Arriving at Nouméa on the 29th, she joined ServRon 6 and until 15 April carried out exercises and duty assignments in the New Hebrides. From the end of April until July, she worked in the Solomons and then moved on to New Guinea, where she was briefly employed off Finschhafen. Operating again in the New Hebrides, based at Espiritu Santo, by October, she sailed, with passengers, to Brisbane, and upon her return replenished her stores and departed, 13 November, for Manus, Admiralty Islands, to join the 7th Fleet.

=== Supporting the Leyte Landings ===
Monadnock conducted training exercises at Manus until 23 December, when she departed for Leyte. Arriving on the 30th, she soon sailed for Mangarin Bay, on the southwest coast of Mindoro, where she remained from 3 January to 6 February 1945. She then shifted, with TU 78.3.19, to Subic Bay, Luzon, returning at the end of the month to Leyte. Thence, she steamed to Ulithi to stage for the forthcoming Okinawa campaign.

On 5 April, she departed in convoy for Nansei Shoto, as a unit of TF 52. Operating as a unit of TG 52.2, she conducted minelaying operations at Kerama Retto and off the Hagushi anchorage during May. Then, in convoy with TU 51.29.18, she departed for the United States, arriving at San Francisco, 24 June, for overhaul and conversion to Auxiliary Mine Layer ACM-10 (effective 10 July 1945).

===Occupation duties===
Conversion completed, she departed for Japan 6 September, transporting troops to Eniwetok, Guam, and Okinawa while en route. Arriving at Sasebo, 22 October, for occupation duty, she remained until 9 March 1946, when, with military passengers again embarked, she sailed for San Francisco. Arriving 7 April, she decommissioned 3 June, was struck from the Navy List 3 July 1946, and transferred to the Maritime Commission for disposal 20 August 1946 by a Navy declaration of surplus.

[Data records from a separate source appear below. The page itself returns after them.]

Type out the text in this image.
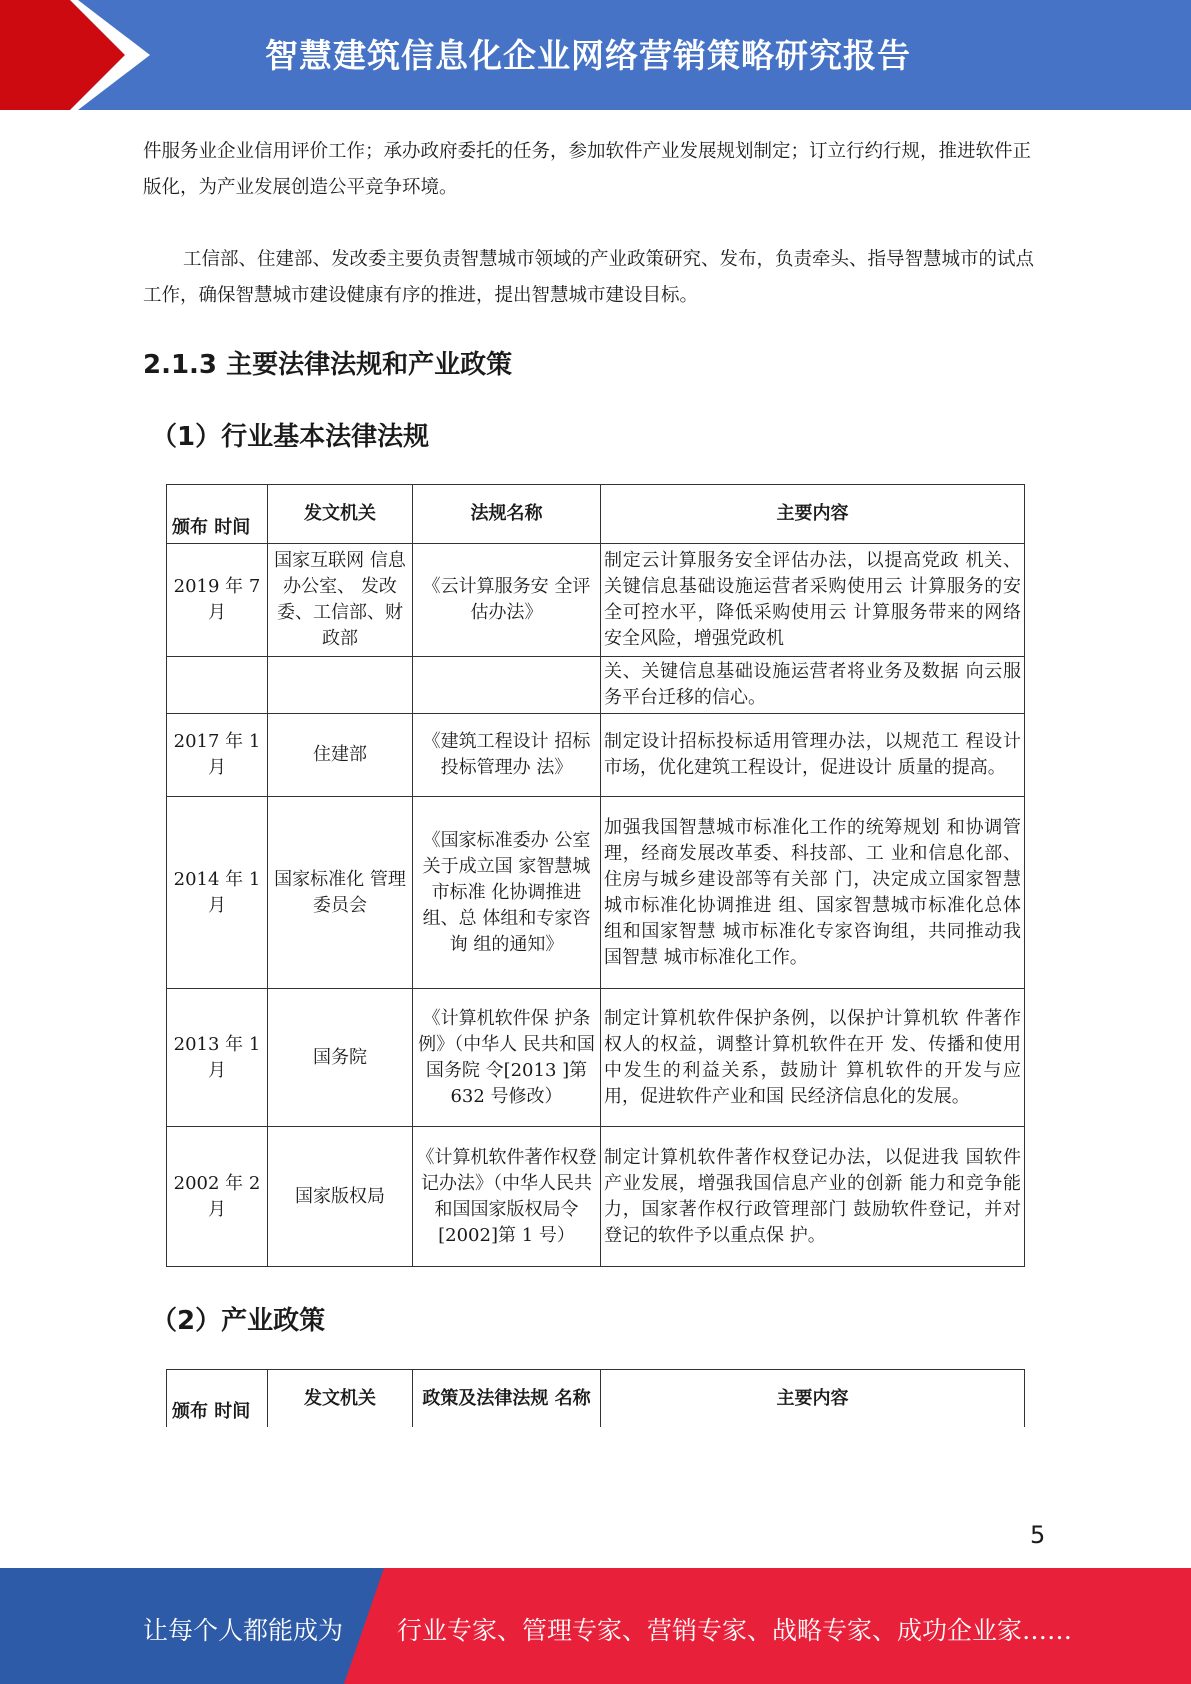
智慧建筑信息化企业网络营销策略研究报告
件服务业企业信用评价工作；承办政府委托的任务，参加软件产业发展规划制定；订立行约行规，推进软件正版化，为产业发展创造公平竞争环境。
工信部、住建部、发改委主要负责智慧城市领域的产业政策研究、发布，负责牵头、指导智慧城市的试点工作，确保智慧城市建设健康有序的推进，提出智慧城市建设目标。
2.1.3 主要法律法规和产业政策
（1）行业基本法律法规
颁布 时间	发文机关	法规名称	主要内容
2019 年 7 月	国家互联网 信息办公室、 发改委、工信部、财政部	《云计算服务安 全评估办法》	制定云计算服务安全评估办法，以提高党政 机关、关键信息基础设施运营者采购使用云 计算服务的安全可控水平，降低采购使用云 计算服务带来的网络安全风险，增强党政机
			关、关键信息基础设施运营者将业务及数据 向云服务平台迁移的信心。
2017 年 1 月	住建部	《建筑工程设计 招标投标管理办 法》	制定设计招标投标适用管理办法，以规范工 程设计市场，优化建筑工程设计，促进设计 质量的提高。
2014 年 1 月	国家标准化 管理委员会	《国家标准委办 公室关于成立国 家智慧城市标准 化协调推进组、总 体组和专家咨询 组的通知》	加强我国智慧城市标准化工作的统筹规划 和协调管理，经商发展改革委、科技部、工 业和信息化部、住房与城乡建设部等有关部 门，决定成立国家智慧城市标准化协调推进 组、国家智慧城市标准化总体组和国家智慧 城市标准化专家咨询组，共同推动我国智慧 城市标准化工作。
2013 年 1 月	国务院	《计算机软件保 护条例》（中华人 民共和国国务院 令[2013 ]第 632 号修改）	制定计算机软件保护条例，以保护计算机软 件著作权人的权益，调整计算机软件在开 发、传播和使用中发生的利益关系，鼓励计 算机软件的开发与应用，促进软件产业和国 民经济信息化的发展。
2002 年 2 月	国家版权局	《计算机软件著作权登记办法》（中华人民共和国国家版权局令[2002]第 1 号）	制定计算机软件著作权登记办法，以促进我 国软件产业发展，增强我国信息产业的创新 能力和竞争能力，国家著作权行政管理部门 鼓励软件登记，并对登记的软件予以重点保 护。
（2）产业政策
颁布 时间	发文机关	政策及法律法规 名称	主要内容
5
让每个人都能成为 行业专家、管理专家、营销专家、战略专家、成功企业家……
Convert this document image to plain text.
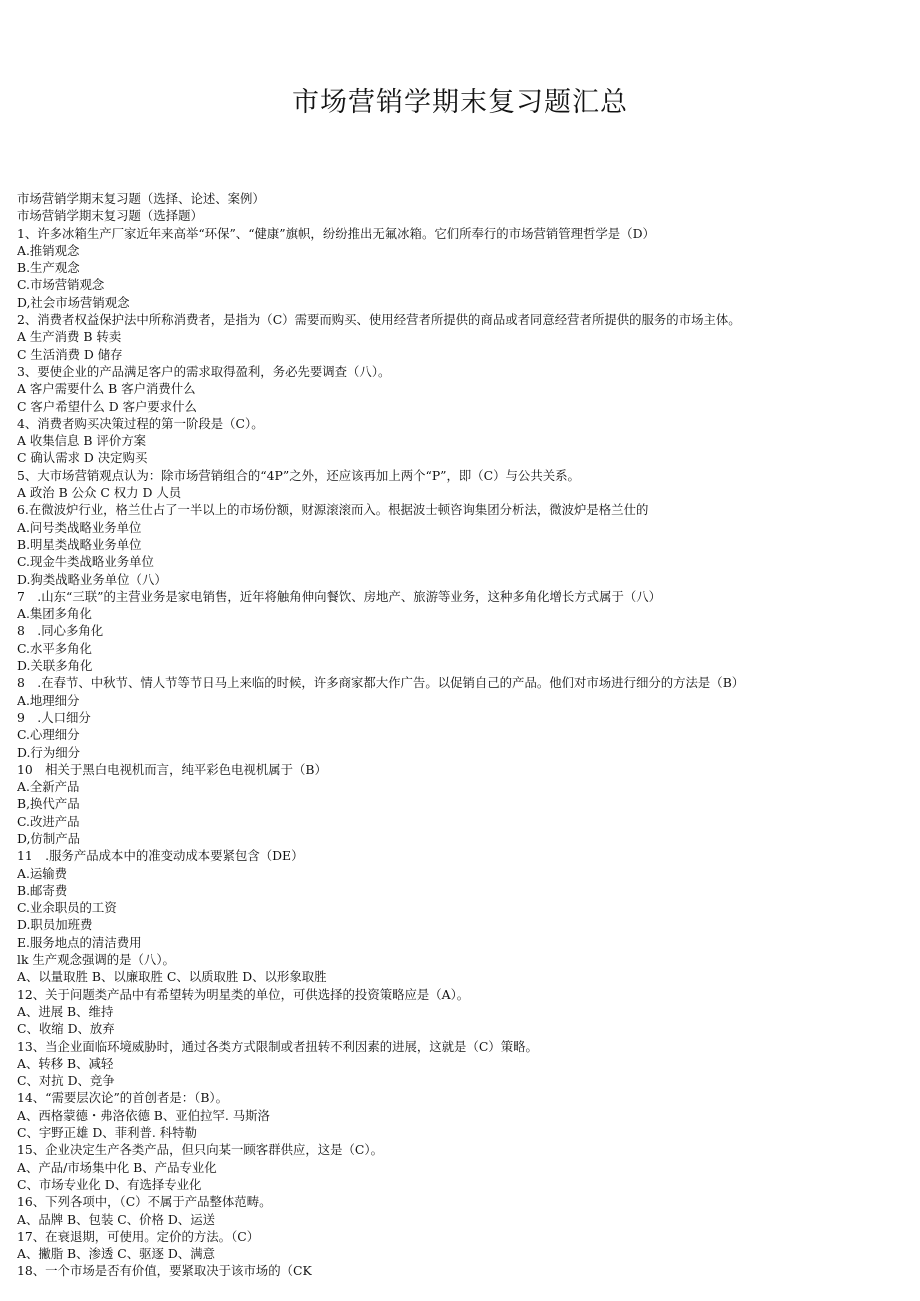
市场营销学期末复习题汇总
市场营销学期末复习题（选择、论述、案例）
市场营销学期末复习题（选择题）
1、许多冰箱生产厂家近年来高举“环保”、“健康”旗帜，纷纷推出无氟冰箱。它们所奉行的市场营销管理哲学是（D）
A.推销观念
B.生产观念
C.市场营销观念
D,社会市场营销观念
2、消费者权益保护法中所称消费者，是指为（C）需要而购买、使用经营者所提供的商品或者同意经营者所提供的服务的市场主体。
A 生产消费 B 转卖
C 生活消费 D 储存
3、要使企业的产品满足客户的需求取得盈利，务必先要调查（八）。
A 客户需要什么 B 客户消费什么
C 客户希望什么 D 客户要求什么
4、消费者购买决策过程的第一阶段是（C）。
A 收集信息 B 评价方案
C 确认需求 D 决定购买
5、大市场营销观点认为：除市场营销组合的“4P”之外，还应该再加上两个“P”，即（C）与公共关系。
A 政治 B 公众 C 权力 D 人员
6.在微波炉行业，格兰仕占了一半以上的市场份额，财源滚滚而入。根据波士顿咨询集团分析法，微波炉是格兰仕的
A.问号类战略业务单位
B.明星类战略业务单位
C.现金牛类战略业务单位
D.狗类战略业务单位（八）
7　.山东“三联”的主营业务是家电销售，近年将触角伸向餐饮、房地产、旅游等业务，这种多角化增长方式属于（八）
A.集团多角化
8　.同心多角化
C.水平多角化
D.关联多角化
8　.在春节、中秋节、情人节等节日马上来临的时候，许多商家都大作广告。以促销自己的产品。他们对市场进行细分的方法是（B）
A.地理细分
9　.人口细分
C.心理细分
D.行为细分
10　相关于黑白电视机而言，纯平彩色电视机属于（B）
A.全新产品
B,换代产品
C.改进产品
D,仿制产品
11　.服务产品成本中的准变动成本要紧包含（DE）
A.运输费
B.邮寄费
C.业余职员的工资
D.职员加班费
E.服务地点的清洁费用
lk 生产观念强调的是（八）。
A、以量取胜 B、以廉取胜 C、以质取胜 D、以形象取胜
12、关于问题类产品中有希望转为明星类的单位，可供选择的投资策略应是（A）。
A、进展 B、维持
C、收缩 D、放弃
13、当企业面临环境威胁时，通过各类方式限制或者扭转不利因素的进展，这就是（C）策略。
A、转移 B、减轻
C、对抗 D、竞争
14、“需要层次论”的首创者是：（B）。
A、西格蒙德・弗洛依德 B、亚伯拉罕. 马斯洛
C、宇野正雄 D、菲利普. 科特勒
15、企业决定生产各类产品，但只向某一顾客群供应，这是（C）。
A、产品/市场集中化 B、产品专业化
C、市场专业化 D、有选择专业化
16、下列各项中，（C）不属于产品整体范畴。
A、品牌 B、包装 C、价格 D、运送
17、在衰退期，可使用。定价的方法。（C）
A、撇脂 B、渗透 C、驱逐 D、满意
18、一个市场是否有价值，要紧取决于该市场的（CK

Monadnock earned three battle stars for her service in World War II.

==Later career==
The ship remained in the reserve fleet until sold for $104,000 17 June 1947 to James J. Wilkinson for operation with signal WNOQ and home port of Norfolk, Virginia.

Monadnock was sold to a Panamanian company in 1949, and renamed Karukara. Sold again in 1952 and renamed Monte de la Esperanza she operated for more than 20 years transporting bananas from the Canary Islands to the United Kingdom. Sold to the Instituto Social de la Marina (Social Institute of the Navy), Spain and renamed Esperanza del Mar, she was equipped as a hospital ship and operated out of the Canary Islands assisting fishing boats for more than 10 years. Esperanza del Mar was deliberately sunk as an Artificial reef in 2000 off the coast of Spain.